Additionally, it can backfire if the person that the cookie jarrer is genuinely interested in finds out.

How do you protect yourself?

So, how do you protect yourself from cooking jarring? According to psychologist and author Tina B. Tessina, there are a few tell-tale signs of cooking jarring that you should be on high alert for when dating.

“​​If your date never wants to make a definite plan (would you like to go out Friday night?) and just wants to come over to your house on the spur of the moment, he/she doesn’t make an effort to keep in touch (you should not be making all the effort) and doesn’t seem to think about the future, they’re probably just using you as ‘reserve,” she revealed to NBC News. 

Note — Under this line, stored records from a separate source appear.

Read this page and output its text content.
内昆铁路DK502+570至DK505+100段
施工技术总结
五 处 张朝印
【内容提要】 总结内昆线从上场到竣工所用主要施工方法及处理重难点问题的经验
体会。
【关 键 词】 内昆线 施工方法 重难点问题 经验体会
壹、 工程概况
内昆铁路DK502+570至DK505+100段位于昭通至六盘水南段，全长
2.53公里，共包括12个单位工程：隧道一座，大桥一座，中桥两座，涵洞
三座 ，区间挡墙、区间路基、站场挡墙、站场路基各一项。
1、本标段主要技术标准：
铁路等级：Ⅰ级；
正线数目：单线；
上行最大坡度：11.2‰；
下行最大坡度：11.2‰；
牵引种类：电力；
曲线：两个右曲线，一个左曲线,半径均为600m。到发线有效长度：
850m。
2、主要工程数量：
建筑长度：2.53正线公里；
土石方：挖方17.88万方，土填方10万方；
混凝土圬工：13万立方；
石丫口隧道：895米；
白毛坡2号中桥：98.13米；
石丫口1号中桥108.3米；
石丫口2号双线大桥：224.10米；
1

If you notice those signs, it’s time to have an honest conversation. Before doing so, make sure you’re clear about what you want from the relationship. That way, you can decide whether to move forward based on how the other person responds.

If you’re reading this and identify as a cookie jarrer, dating trend expert Eugénie Legendre says you should give yourself time to date someone “without the influence of anyone else,” to see if there is truly a connection worth building before you move on to the next person. Give it some time to see if something truly special develops.